Predicting Iron Deficiencies Using Routine Complete Blood Cell Count Parameters: A Machine Learning Approach and Evaluation

Background/Objectives: Iron deficiency remains a prevalent condition, needing specific laboratory tests for diagnosis. This study aimed to evaluate whether routine complete blood cell count (CBC) parameters can be used within a machine learning framework to predict low ferritin and low transferrin saturation, used as biochemical markers of altered iron status, potentially supporting more targeted laboratory test utilization. Methods: In this single-center retrospective outpatient study, we analyzed 32,437 records from subjects undergoing both complete blood cell count and iron metabolism testing between 2023 and 2026. Low ferritin and low transferrin saturation were defined using sex-specific thresholds.
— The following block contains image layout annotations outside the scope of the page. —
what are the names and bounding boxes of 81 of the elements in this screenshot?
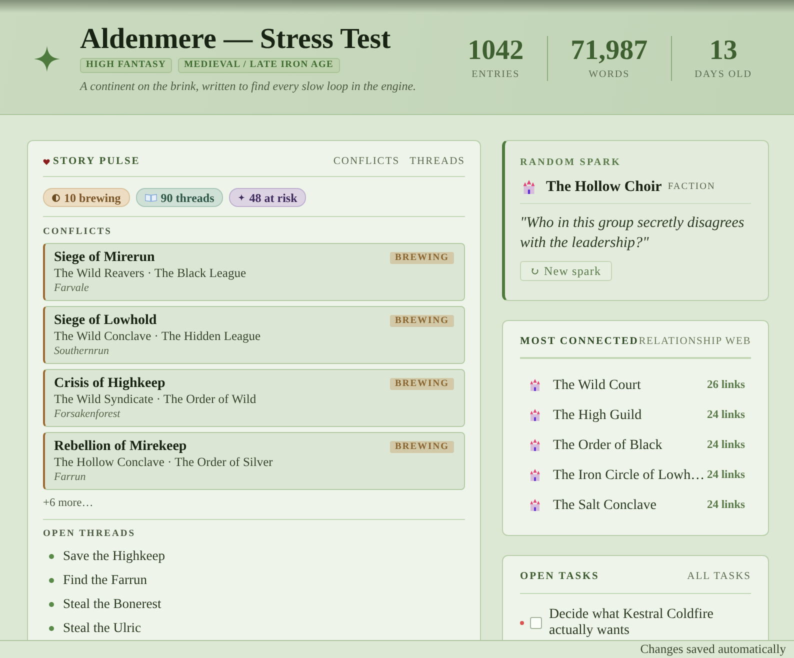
- conflict-location: Forsakenforest: [54, 407, 122, 421]
- section-link[interactable]: ALL TASKS: [687, 570, 751, 584]
- conflict-card[interactable]: Rebellion of Mirekeep BREWING The Hollow Conclave · The Order of Silver Farrun: [43, 432, 465, 490]
- bullet-icon: [49, 626, 54, 630]
- entity-link[interactable]: The Wild Court: [553, 376, 707, 394]
- section-link[interactable]: CONFLICTS: [333, 155, 400, 169]
- half-circle-icon: [52, 194, 60, 202]
- thread-item[interactable]: Steal the Bonerest: [63, 596, 162, 612]
- section-title: OPEN TASKS: [520, 570, 600, 584]
- status-badge: BREWING: [390, 314, 454, 326]
- thread-item[interactable]: Steal the Ulric: [63, 620, 141, 636]
- entity-link[interactable]: The Order of Black: [553, 436, 707, 454]
- status-badge: BREWING: [390, 378, 454, 390]
- status-badge: BREWING: [390, 440, 454, 452]
- section-link[interactable]: RELATIONSHIP WEB: [638, 335, 751, 349]
- castle-icon: [529, 499, 541, 511]
- refresh-icon: [531, 267, 539, 275]
- stat-value: 71,987: [570, 36, 648, 66]
- task-checkbox[interactable]: [530, 617, 542, 629]
- castle-icon: [529, 379, 541, 391]
- link-count: 24 links: [706, 439, 745, 451]
- thread-item[interactable]: Save the Highkeep: [63, 548, 165, 564]
- heart-icon: [43, 159, 50, 165]
- conflict-card[interactable]: Siege of Lowhold BREWING The Wild Conclave · The Hidden League Southernrun: [43, 306, 465, 364]
- section-link[interactable]: THREADS: [410, 155, 465, 169]
- stat-value: 1042: [468, 36, 524, 66]
- conflict-title: Rebellion of Mirekeep: [54, 438, 187, 455]
- book-icon: [144, 193, 157, 202]
- entity-type: FACTION: [668, 182, 716, 192]
- conflict-factions: The Hollow Conclave · The Order of Silver: [54, 455, 274, 470]
- stat-chip: 10 brewing: [43, 188, 130, 207]
- subsection-heading: CONFLICTS: [43, 226, 113, 238]
- world-title: Aldenmere — Stress Test: [80, 24, 391, 54]
- castle-icon: [522, 180, 536, 194]
- thread-item[interactable]: Find the Farrun: [63, 572, 147, 588]
- bullet-icon: [49, 578, 54, 582]
- stat-label: DAYS OLD: [694, 68, 752, 80]
- entity-link[interactable]: The Salt Conclave: [553, 496, 707, 514]
- stat-chip: 48 at risk: [229, 188, 306, 207]
- entity-link[interactable]: The Hollow Choir: [546, 178, 662, 196]
- bullet-icon: [49, 554, 54, 558]
- genre-tag: MEDIEVAL / LATE IRON AGE: [178, 58, 340, 73]
- status-badge: BREWING: [390, 252, 454, 264]
- sparkle-icon: [238, 194, 246, 201]
- conflict-title: Siege of Lowhold: [54, 312, 157, 329]
- conflict-factions: The Wild Syndicate · The Order of Wild: [54, 392, 258, 407]
- section-title: MOST CONNECTED: [520, 335, 639, 349]
- castle-icon: [529, 469, 541, 481]
- castle-icon: [529, 439, 541, 451]
- link-count: 24 links: [706, 499, 745, 511]
- more-link[interactable]: +6 more…: [43, 496, 94, 510]
- stat-chip: 90 threads: [136, 188, 224, 207]
- world-subtitle: A continent on the brink, written to find every slow loop in the engine.: [80, 79, 416, 94]
- save-status-text: Changes saved automatically: [640, 642, 786, 657]
- conflict-card[interactable]: Siege of Mirerun BREWING The Wild Reavers · The Black League Farvale: [43, 243, 465, 301]
- stat-value: 13: [709, 36, 738, 66]
- entity-link[interactable]: The Iron Circle of Lowh…: [553, 466, 707, 484]
- link-count: 26 links: [706, 379, 745, 391]
- spark-prompt: "Who in this group secretly disagrees with the leadership?": [520, 214, 746, 253]
- conflict-card[interactable]: Crisis of Highkeep BREWING The Wild Syndicate · The Order of Wild Forsakenforest: [43, 369, 465, 427]
- task-text: Decide what Kestral Coldfire actually wants: [549, 607, 714, 639]
- castle-icon: [529, 409, 541, 421]
- stat-label: ENTRIES: [472, 68, 520, 80]
- genre-tag: HIGH FANTASY: [80, 58, 172, 73]
- section-title: RANDOM SPARK: [520, 156, 622, 169]
- link-count: 24 links: [706, 469, 745, 481]
- conflict-title: Crisis of Highkeep: [54, 375, 166, 392]
- conflict-title: Siege of Mirerun: [54, 249, 155, 266]
- conflict-location: Southernrun: [54, 344, 110, 358]
- link-count: 24 links: [706, 409, 745, 421]
- new-spark-button[interactable]: New spark: [520, 261, 612, 281]
- entity-link[interactable]: The High Guild: [553, 406, 707, 424]
- conflict-factions: The Wild Conclave · The Hidden League: [54, 329, 262, 344]
- sparkle-icon: [34, 46, 60, 72]
- bullet-icon: [49, 602, 54, 606]
- subsection-heading: OPEN THREADS: [43, 528, 137, 540]
- conflict-location: Farvale: [54, 281, 90, 295]
- conflict-location: Farrun: [54, 470, 87, 484]
- section-title: STORY PULSE: [53, 155, 140, 169]
- conflict-factions: The Wild Reavers · The Black League: [54, 266, 248, 281]
- stat-label: WORDS: [588, 68, 630, 80]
Low ferritin was present in 14,344 subjects (44.2%), whereas low transferrin saturation was present in 7791 subjects (24.0%). After cleaning data and excluding incomplete records, demographic variables and CBC indices were tested as potential predictors. The dataset was split into training and test sets with stratified sampling. Multiple supervised machine learning models, including logistic regression, decision tree, random forest, XGBoost, support vector machine, k-nearest neighbors, and Naive Bayes, were trained. Hyperparameter tuning and model selection were performed using repeated stratified 10-fold cross-validation, optimizing the area under the curve (AUC). Model performance was assessed by AUC, sensitivity, and specificity, and validated on an independent test set. Results: All models showed predictive capability for low ferritin and low transferrin saturation using CBC parameters alone. Ensemble methods, especially random forest and XGBoost, reached the best performance (AUC values of 0.80–0.87 for ferritin and 0.85–0.96 for transferrin saturation). Sensitivity and specificity were balanced, supporting clinical screening applicability. Results were maintained across validation and confirmed in the test set. Prediction of transferrin saturation showed slightly higher accuracy than ferritin. Feature importance analysis identified mean corpuscular volume (MCV), mean corpuscular hemoglobin (MCH), and red blood cell distribution width (RDW) as key predictors. Conclusions: CBC-based machine learning models may help identify subjects with low ferritin or low transferrin saturation, supporting subsequent targeted assessment of iron status.